Faced with higher credit losses, Hanmi Financial Corp. in Los Angeles should raise capital, some analysts say.

The $3.85 billion-asset Hanmi lost $105.5 million in the second quarter on a $107.4 million goodwill impairment charge and a $19.2 million loan-loss provision, a sixfold increase from a year earlier. The company is well capitalized, with Tier 1 and total risk-based capital ratios of 9.4% and 10.66%, respectively. But if losses on real estate loans continue to rise, its capital designation could be reduced to "adequately capitalized," analysts say.

"Those ratios are fine in good times, but these are not good times," Chris Stulpin, an analyst at D.A. Davidson & Co., said on Thursday.

Hanmi declined to comment this week, but Jay S. Yoo, its newly minted chief executive, said this summer that Hanmi Bank's "capital levels and liquidity position remain adequate." He succeeded Sung Won Sohn, who retired in December as CEO, on June 13. Mr. Sohn, who had been an economist at Wells Fargo & Co. before joining Hanmi in 2004, is now an economist at California State University, Los Angeles. (Chung Hoon Youk, who also has left the company, was Hanmi's interim CEO.)
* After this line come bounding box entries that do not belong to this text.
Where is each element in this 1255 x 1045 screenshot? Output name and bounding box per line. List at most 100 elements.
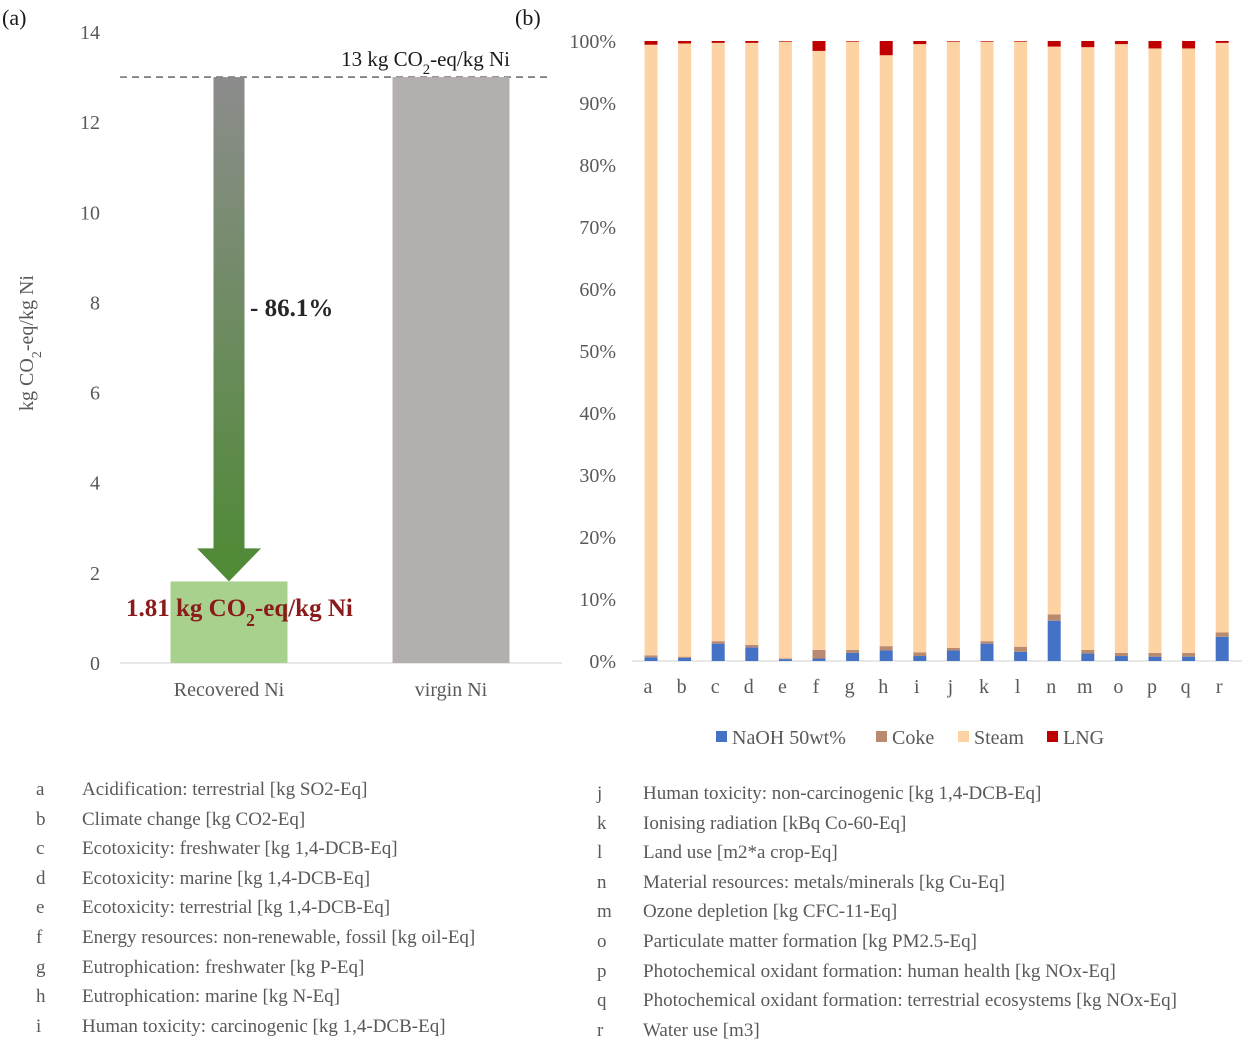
stacked-segment-k [980, 641, 994, 644]
reduction-percent-label: - 86.1% [250, 295, 333, 322]
stacked-segment-m [1081, 41, 1095, 48]
panel-b-x-tick-label: i [914, 676, 920, 698]
panel-a-y-tick-label: 0 [90, 653, 100, 675]
stacked-segment-q [1182, 48, 1196, 653]
impact-category-row: l Land use [m2*a crop-Eq] [597, 838, 1177, 868]
stacked-segment-n [1047, 620, 1061, 661]
stacked-segment-g [846, 649, 860, 653]
stacked-segment-p [1148, 652, 1162, 657]
impact-category-legend-left: a Acidification: terrestrial [kg SO2-Eq] b… [36, 775, 475, 1041]
impact-category-description: Acidification: terrestrial [kg SO2-Eq] [82, 779, 368, 800]
impact-category-row: b Climate change [kg CO2-Eq] [36, 805, 475, 835]
panel-b-y-tick-label: 0% [589, 651, 616, 673]
impact-category-key: b [36, 808, 46, 830]
stacked-segment-o [1114, 652, 1128, 657]
stacked-segment-l [1014, 41, 1028, 647]
stacked-segment-b [678, 43, 692, 657]
stacked-segment-d [745, 42, 759, 645]
stacked-segment-g [846, 652, 860, 661]
impact-category-description: Ecotoxicity: marine [kg 1,4-DCB-Eq] [82, 867, 371, 889]
impact-category-key: h [36, 986, 46, 1008]
stacked-segment-b [678, 657, 692, 661]
panel-b-x-tick-label: g [845, 676, 855, 698]
impact-category-row: h Eutrophication: marine [kg N-Eq] [36, 982, 475, 1012]
panel-b-x-tick-label: o [1113, 676, 1123, 698]
stacked-segment-p [1148, 656, 1162, 661]
impact-category-row: n Material resources: metals/minerals [kg… [597, 868, 1177, 898]
reference-line-label: 13 kg CO2-eq/kg Ni [341, 47, 510, 78]
impact-category-description: Ecotoxicity: freshwater [kg 1,4-DCB-Eq] [82, 838, 398, 860]
impact-category-row: i Human toxicity: carcinogenic [kg 1,4-DC… [36, 1012, 475, 1042]
bar-virgin-ni [392, 77, 510, 664]
bar-recovered-ni [170, 581, 288, 663]
stacked-segment-e [778, 659, 792, 661]
stacked-segment-q [1182, 652, 1196, 657]
stacked-segment-n [1047, 41, 1061, 47]
stacked-segment-c [711, 42, 725, 642]
panel-b-x-tick-label: l [1015, 676, 1021, 698]
impact-category-row: q Photochemical oxidant formation: terres… [597, 986, 1177, 1016]
stacked-segment-k [980, 41, 994, 42]
stacked-segment-h [879, 650, 893, 661]
panel-b-x-tick-label: f [813, 676, 820, 698]
legend-swatch [958, 731, 969, 742]
panel-b-x-tick-label: b [677, 676, 687, 698]
panel-a-y-tick-label: 8 [90, 292, 100, 314]
stacked-segment-o [1114, 41, 1128, 45]
impact-category-legend-right: j Human toxicity: non-carcinogenic [kg 1,… [597, 779, 1177, 1045]
stacked-segment-p [1148, 48, 1162, 653]
panel-a-y-tick-label: 12 [80, 112, 100, 134]
stacked-segment-f [812, 50, 826, 650]
impact-category-key: j [597, 783, 603, 804]
stacked-segment-e [778, 41, 792, 42]
panel-a-label: (a) [2, 5, 26, 30]
stacked-segment-j [946, 41, 960, 648]
stacked-segment-b [678, 41, 692, 44]
impact-category-description: Eutrophication: freshwater [kg P-Eq] [82, 956, 365, 978]
impact-category-description: Human toxicity: carcinogenic [kg 1,4-DCB… [82, 1015, 446, 1037]
legend-swatch [716, 731, 727, 742]
impact-category-row: g Eutrophication: freshwater [kg P-Eq] [36, 953, 475, 983]
panel-a: (a) 0 2 4 6 8 10 12 14 kg CO2-eq/kg Ni 13 kg CO… [2, 5, 562, 701]
panel-b-x-tick-label: p [1147, 676, 1157, 698]
panel-a-y-tick-label: 2 [90, 563, 100, 585]
impact-category-key: c [36, 838, 45, 860]
panel-b-x-tick-label: j [947, 676, 954, 698]
stacked-segment-m [1081, 649, 1095, 654]
panel-b-x-tick-label: q [1181, 676, 1191, 698]
impact-category-row: a Acidification: terrestrial [kg SO2-Eq] [36, 775, 475, 805]
stacked-segment-m [1081, 47, 1095, 650]
panel-b-y-tick-label: 100% [569, 31, 616, 53]
stacked-segment-i [913, 652, 927, 657]
stacked-segment-r [1215, 636, 1229, 661]
reduction-arrow [197, 77, 261, 582]
stacked-segment-a [644, 41, 658, 45]
impact-category-row: c Ecotoxicity: freshwater [kg 1,4-DCB-Eq] [36, 834, 475, 864]
impact-category-key: o [597, 930, 607, 952]
panel-a-y-tick-label: 6 [90, 383, 100, 405]
stacked-segment-j [946, 647, 960, 651]
panel-a-x-tick-label: virgin Ni [415, 679, 488, 701]
impact-category-row: f Energy resources: non-renewable, fossil… [36, 923, 475, 953]
panel-a-x-tick-label: Recovered Ni [174, 679, 285, 701]
impact-category-key: e [36, 897, 45, 919]
panel-b: (b) 0% 10% 20% 30% 40% 50% 60% 70% 80% 90% 100% a b… [515, 5, 1242, 749]
impact-category-key: k [597, 812, 607, 834]
stacked-segment-l [1014, 646, 1028, 652]
impact-category-description: Energy resources: non-renewable, fossil … [82, 926, 476, 948]
stacked-segment-h [879, 646, 893, 651]
stacked-segment-a [644, 657, 658, 661]
stacked-segment-n [1047, 46, 1061, 615]
impact-category-key: a [36, 779, 45, 800]
impact-category-key: m [597, 901, 612, 923]
panel-b-x-tick-label: k [979, 676, 989, 698]
panel-a-y-tick-label: 4 [90, 473, 100, 495]
impact-category-key: i [36, 1015, 42, 1037]
stacked-segment-q [1182, 41, 1196, 49]
stacked-segment-i [913, 41, 927, 45]
stacked-segment-f [812, 658, 826, 661]
stacked-segment-r [1215, 632, 1229, 637]
panel-a-y-axis-label: kg CO2-eq/kg Ni [16, 275, 45, 411]
legend-swatch [1047, 731, 1058, 742]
In a research note last month, James Abbott, an analyst at Friedman, Billings, Ramsey & Co. Inc., wrote that, since nonperforming assets now are 3.34% of its total loans, Hanmi's capital position is "significantly inadequate." Its risk-based capital exceeds the minimum 10% ratio that denotes a well capitalized company by only $23 million, he wrote. In the second quarter, nonperforming assets rose fourfold from a year earlier, to $112 million.

Hanmi "has an abundance of supersized loans, which creates above average single-event risk that capital could be depleted quickly," Mr. Abbott wrote. And the company has used up roughly two-thirds of its Federal Home Loan bank borrowing capacity, leaving it about $290 million of unused liquidity.

Sean Ryan, an analyst at Sterne, Agee & Leach Inc., said on Tuesday that he is less worried about Hanmi's situation than others, but he said the company would be "well-advised" to raise capital. Most of its commercial real estate loan portfolio is holding up fairly well, he said.

"I'm not sure they absolutely need to raise capital, but that said, it's probably the best course," he said. "If it turns out you didn't need that extra capital to survive, then you have tremendous opportunities available" such as buying other banks. Hanmi could get a transaction done, Mr. Ryan said, though maybe not on terms it would prefer.

Mr. Stulpin said that raising capital would be prudent — "but in this market it's almost impossible." It could shrink its balance sheet by selling the riskier loans, he said.

Hanmi has taken some steps. Last month it suspended its dividend, and it is centralizing its credit underwriting operations, creating a mechanism to monitor all loans, and increasing resources to address problem assets. The company also named a credit officer last month, John Park, filling a post that had been vacant a year. Mr. Hoon Youk had also been interim credit officer; he left to become CEO of Saehan Bancorp and its banking unit.